By Richard Tulloch
I HAD expected life in Kathmandu to happen on the street but I didn't know I'd be watching a cremation on my first day in town.
Pashupatinath Hindu Temple is not an especially beautiful place of worship but it was all happening there.
It took less than two minutes to see my first robbery and about 10 minutes before I was robbed myself. The first mugger was a monkey, making off with a packet of peanuts pinched from a lady vendor, to the delight of tourists and the distress of the peanut seller.
My robbers were a pair of holy men. These dreadlocked gentlemen hang about on the hill above the temple, dressed in saffron robes or loin cloths, their faces painted with red and yellow ochre. Perhaps they spend some time each day reflecting on the meaning of life but they haven't entirely given up seeking out worldly possessions. "Photo-money-where-you-come-from?" is their chanted mantra.
I saw it as a sort of street theatre so cheerfully forked out the 1000 Nepali rupees they asked for photographic rights, thinking in my innocence that it was about $1. It's closer to $10. For that sort of money I expect buskers to do an impressive song and dance act. No wonder they looked happy in the photo.
On the river bank opposite, a small funeral procession arrived, carrying a bright red coffin. A group of men, followed by women in saris, stood around for a while chatting, then opened the coffin and pulled out a body, wrapped in a white sheet. The mourners lugged it down to the river, where they left it with its feet in the water. An older gentleman was assisted down the bank to scoop up water and pour it on the eyes of the departed. The face was now exposed; it was a woman, presumably his wife. The family members all took out mobile phones and ritually took final snaps of her. The body was then strewn with flowers, wrapped in orange cloth and carried to the funeral pyre further down the bank.

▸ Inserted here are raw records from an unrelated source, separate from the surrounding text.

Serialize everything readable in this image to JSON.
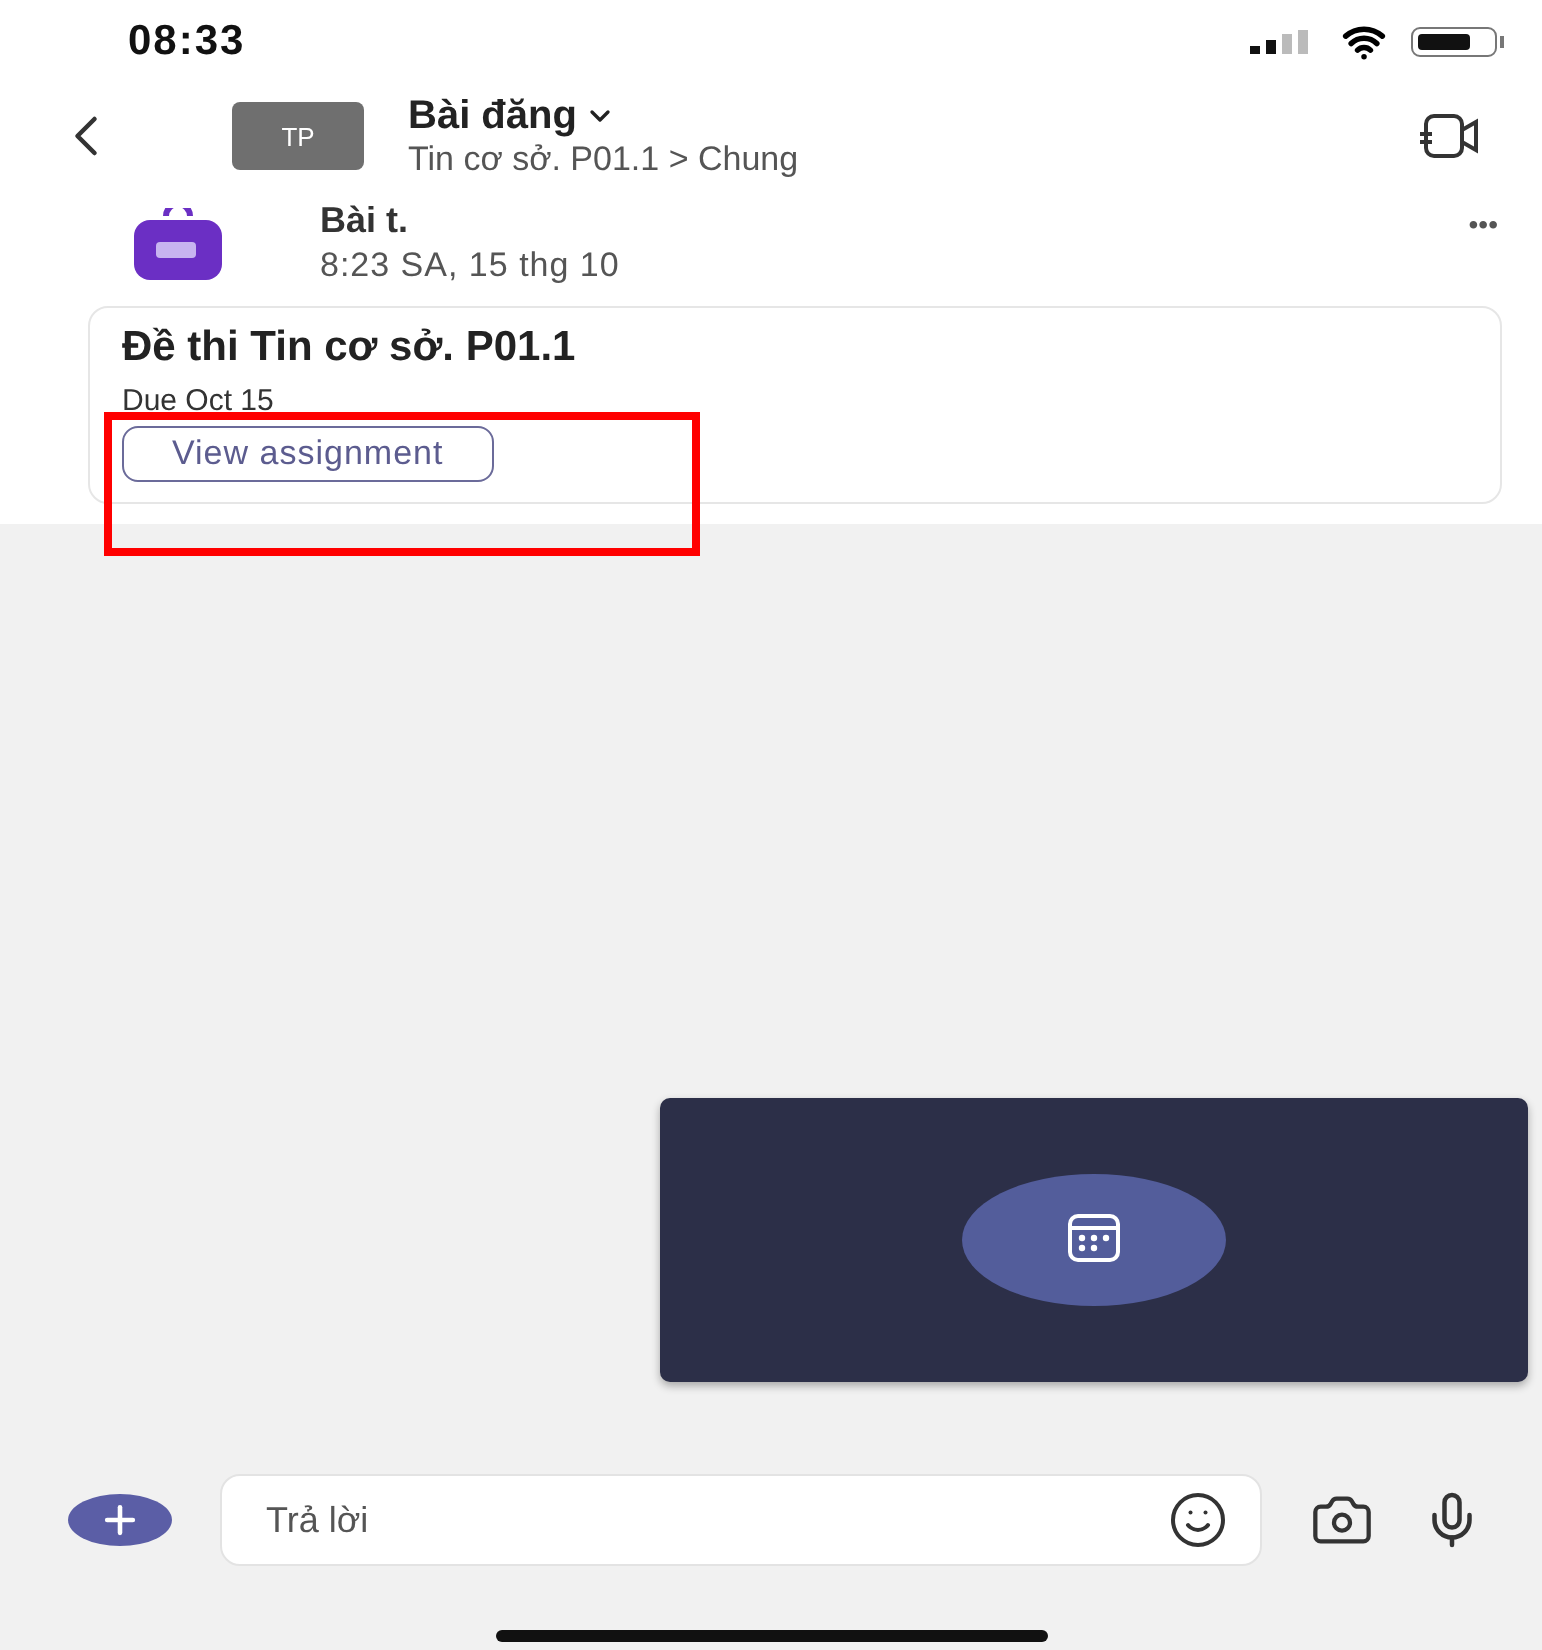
{
  "status_bar": {
    "time": "08:33"
  },
  "header": {
    "avatar": "TP",
    "title": "Bài đăng",
    "subtitle": "Tin cơ sở. P01.1 > Chung"
  },
  "post": {
    "author": "Bài t.",
    "time": "8:23 SA, 15 thg 10",
    "more": "•••"
  },
  "assignment": {
    "title": "Đề thi Tin cơ sở. P01.1",
    "due": "Due Oct 15",
    "button": "View assignment",
    "highlighted": true
  },
  "composer": {
    "placeholder": "Trả lời"
  }
}
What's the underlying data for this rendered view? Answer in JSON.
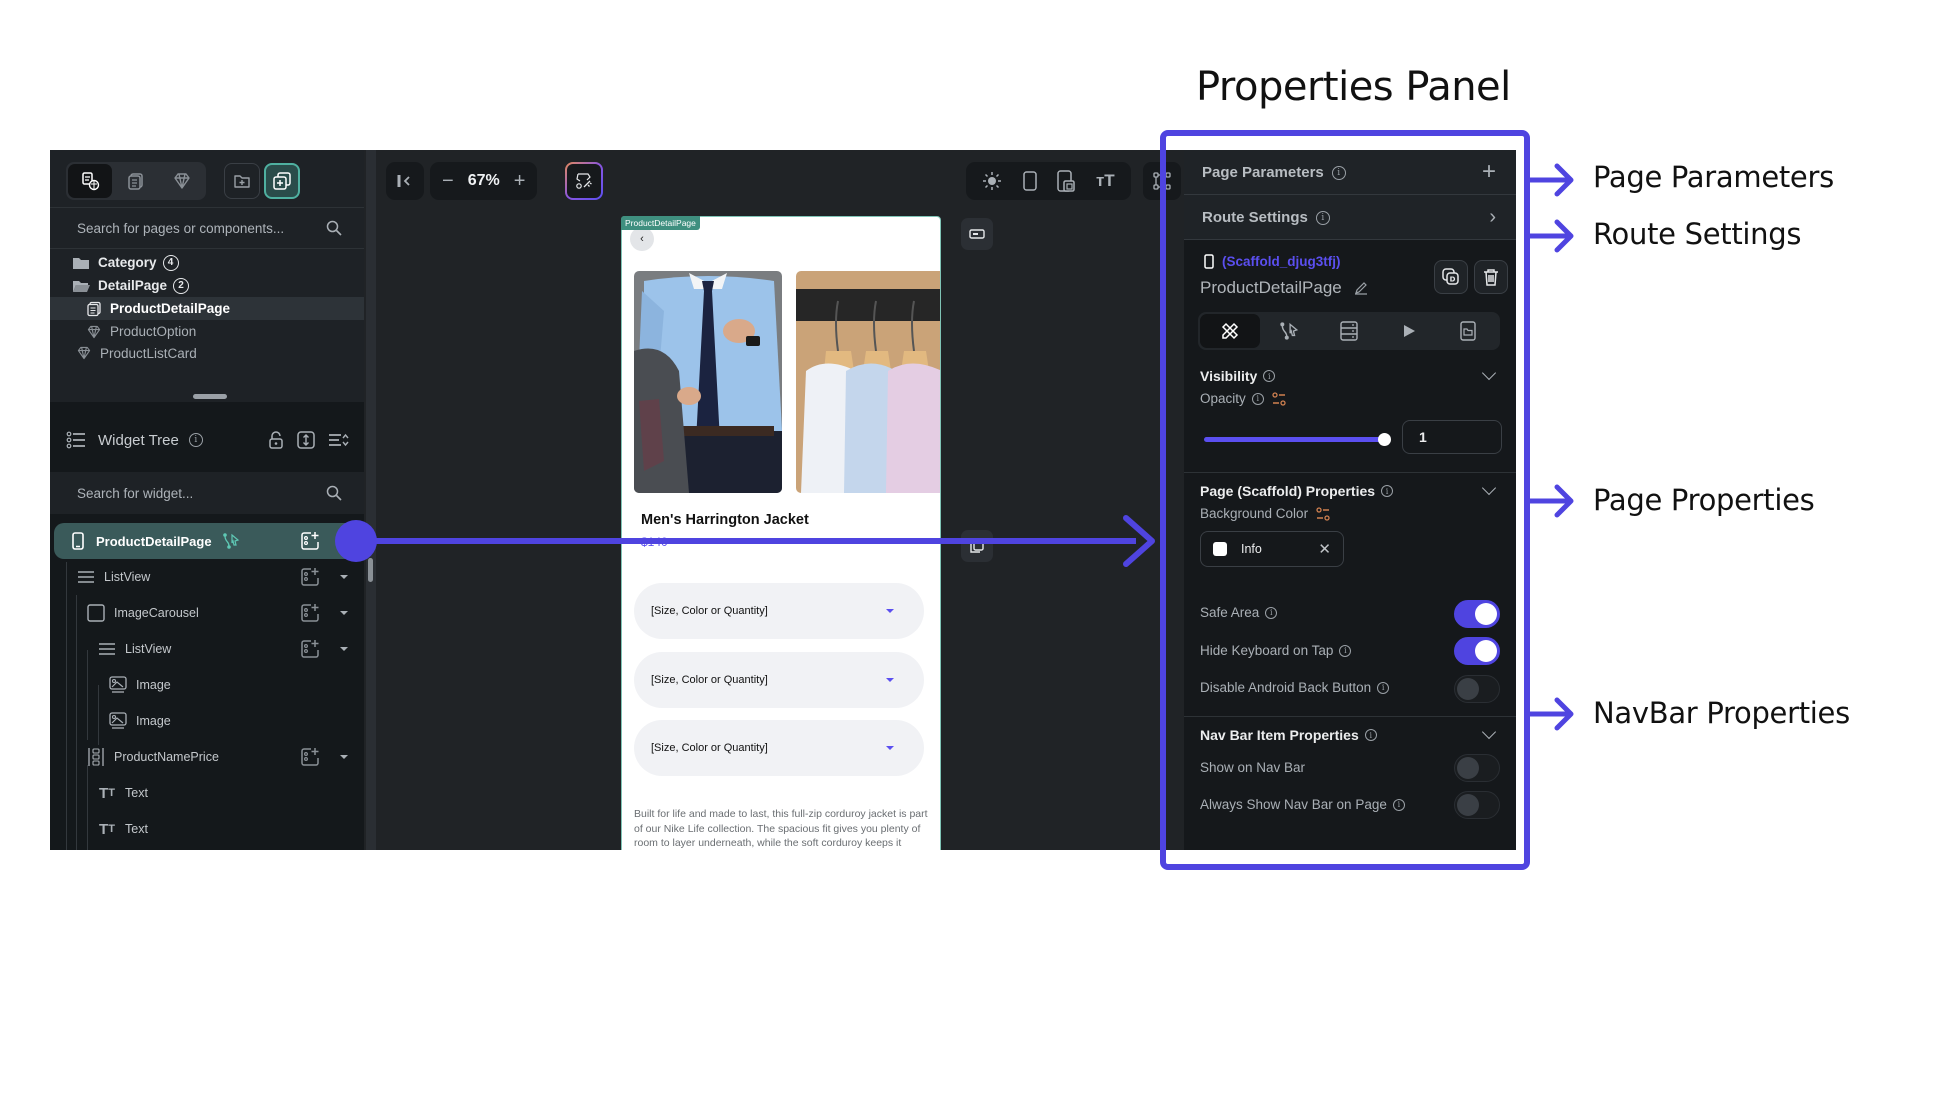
{
  "annotations": {
    "title": "Properties Panel",
    "labels": [
      "Page Parameters",
      "Route Settings",
      "Page Properties",
      "NavBar Properties"
    ],
    "accent": "#4f44e0"
  },
  "left_panel": {
    "mode_tabs": [
      {
        "icon": "pages-components-icon",
        "active": true
      },
      {
        "icon": "pages-icon",
        "active": false
      },
      {
        "icon": "components-icon",
        "active": false
      }
    ],
    "add_folder_icon": "folder-add-icon",
    "add_page_icon": "add-page-icon",
    "search_placeholder": "Search for pages or components...",
    "tree": [
      {
        "label": "Category",
        "type": "folder",
        "count": "4"
      },
      {
        "label": "DetailPage",
        "type": "folder-open",
        "count": "2"
      },
      {
        "label": "ProductDetailPage",
        "type": "page",
        "selected": true
      },
      {
        "label": "ProductOption",
        "type": "component"
      },
      {
        "label": "ProductListCard",
        "type": "component"
      }
    ]
  },
  "widget_tree": {
    "title": "Widget Tree",
    "search_placeholder": "Search for widget...",
    "items": [
      {
        "label": "ProductDetailPage",
        "icon": "phone-icon",
        "selected": true
      },
      {
        "label": "ListView",
        "icon": "list-icon"
      },
      {
        "label": "ImageCarousel",
        "icon": "container-icon"
      },
      {
        "label": "ListView",
        "icon": "list-icon"
      },
      {
        "label": "Image",
        "icon": "image-icon"
      },
      {
        "label": "Image",
        "icon": "image-icon"
      },
      {
        "label": "ProductNamePrice",
        "icon": "column-icon"
      },
      {
        "label": "Text",
        "icon": "text-icon"
      },
      {
        "label": "Text",
        "icon": "text-icon"
      }
    ]
  },
  "canvas": {
    "zoom_level": "67%",
    "page_tag": "ProductDetailPage",
    "product_name": "Men's Harrington Jacket",
    "product_price": "$140",
    "dropdowns": [
      "[Size, Color or Quantity]",
      "[Size, Color or Quantity]",
      "[Size, Color or Quantity]"
    ],
    "description": "Built for life and made to last, this full-zip corduroy jacket is part of our Nike Life collection. The spacious fit gives you plenty of room to layer underneath, while the soft corduroy keeps it casual and timeless."
  },
  "properties": {
    "page_parameters": "Page Parameters",
    "route_settings": "Route Settings",
    "scaffold_id": "(Scaffold_djug3tfj)",
    "scaffold_name": "ProductDetailPage",
    "visibility": {
      "title": "Visibility",
      "opacity_label": "Opacity",
      "opacity_value": "1",
      "opacity_fraction": 1.0
    },
    "page_props": {
      "title": "Page (Scaffold) Properties",
      "bg_label": "Background Color",
      "bg_value": "Info",
      "safe_area": {
        "label": "Safe Area",
        "on": true
      },
      "hide_keyboard": {
        "label": "Hide Keyboard on Tap",
        "on": true
      },
      "disable_back": {
        "label": "Disable Android Back Button",
        "on": false
      }
    },
    "navbar": {
      "title": "Nav Bar Item Properties",
      "show_on_nav": {
        "label": "Show on Nav Bar",
        "on": false
      },
      "always_show": {
        "label": "Always Show Nav Bar on Page",
        "on": false
      }
    }
  }
}
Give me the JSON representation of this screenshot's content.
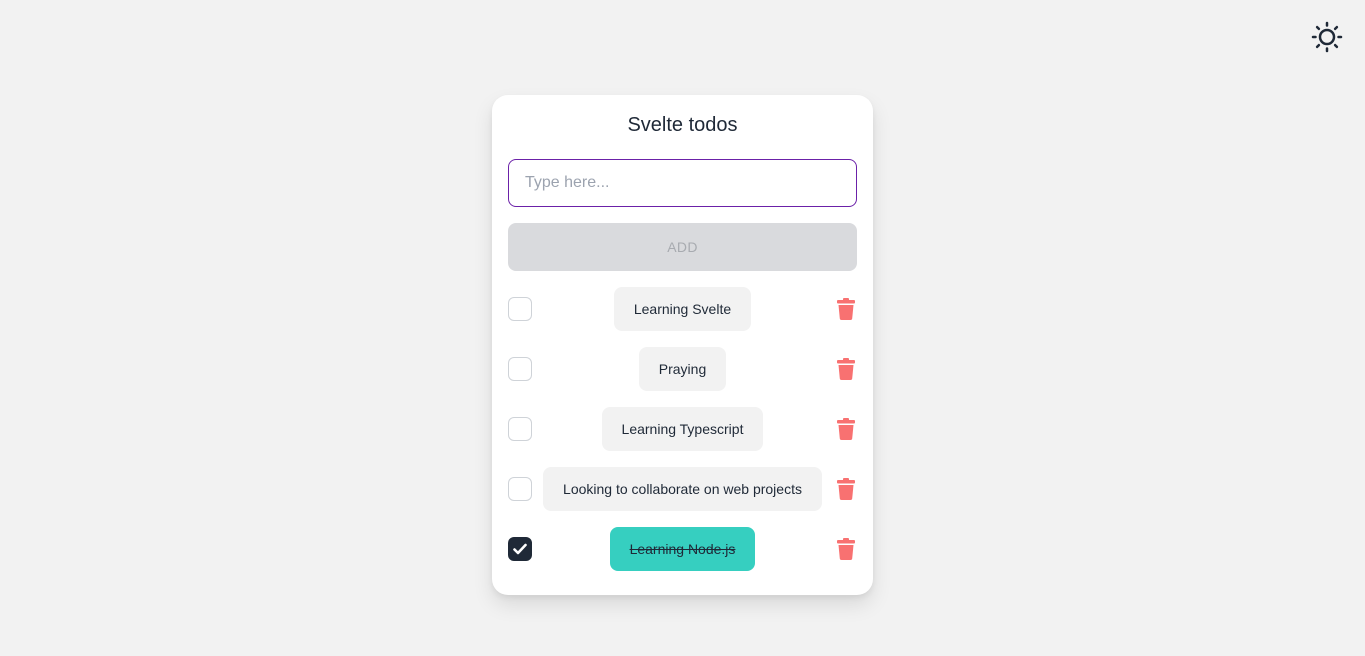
{
  "header": {
    "theme_toggle_icon": "sun-icon"
  },
  "app": {
    "title": "Svelte todos",
    "input": {
      "placeholder": "Type here...",
      "value": ""
    },
    "add_button_label": "ADD",
    "todos": [
      {
        "text": "Learning Svelte",
        "done": false
      },
      {
        "text": "Praying",
        "done": false
      },
      {
        "text": "Learning Typescript",
        "done": false
      },
      {
        "text": "Looking to collaborate on web projects",
        "done": false
      },
      {
        "text": "Learning Node.js",
        "done": true
      }
    ]
  },
  "colors": {
    "background": "#f2f2f2",
    "card": "#ffffff",
    "input_border": "#6b21a8",
    "done_accent": "#36cfc0",
    "delete": "#f87171",
    "checked": "#1f2937"
  }
}
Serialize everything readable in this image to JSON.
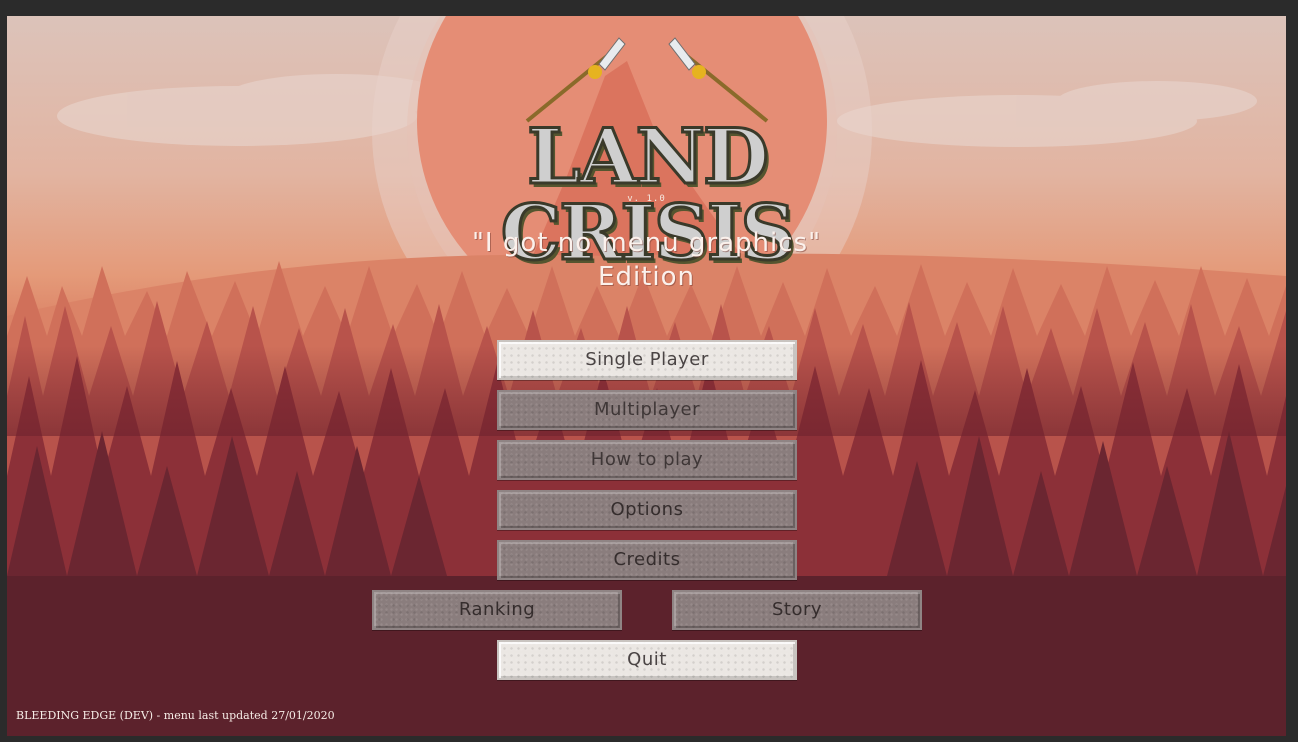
{
  "logo": {
    "title": "LAND CRISIS"
  },
  "version": "v. 1.0",
  "subtitle": {
    "line1": "\"I got no menu graphics\"",
    "line2": "Edition"
  },
  "menu": {
    "single_player": "Single Player",
    "multiplayer": "Multiplayer",
    "how_to_play": "How to play",
    "options": "Options",
    "credits": "Credits",
    "ranking": "Ranking",
    "story": "Story",
    "quit": "Quit"
  },
  "footer": "BLEEDING EDGE (DEV) - menu last updated 27/01/2020",
  "colors": {
    "sky": "#dcc3ba",
    "sun": "#e58d75",
    "forest_far": "#d06a55",
    "forest_near": "#6e2832",
    "button_light": "#ebe7e3",
    "button_dark": "#8a7d7d"
  }
}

A young boy climbed into the coffin and tried it out as a boat.
A young boy climbed into the coffin and tried it out as a boat, paddling it along the river to join the next stage of the ceremony.
The widower took a burning lamp and walked three times around the pyre. A helpful Nepali man standing beside me explained it to me. "He walks three times around the body. Once for Brahma the creator, once for Vishnu the preserver, once for Shiva the destroyer."
"Thank you very much," I say.
"Where you come from?" he asks. "Australia? I love to collect Australian coins ... and euros."
The pyre was burning, a stiff white arm protruding from under the sheet.
The grieving family appeared to have lost interest and my bus was waiting.
I'd like to be able to make an insightful comment about what I learnt about the meaning of life but perhaps one day I'll go back to the holy men and ask them to give me $10-worth of enlightenment.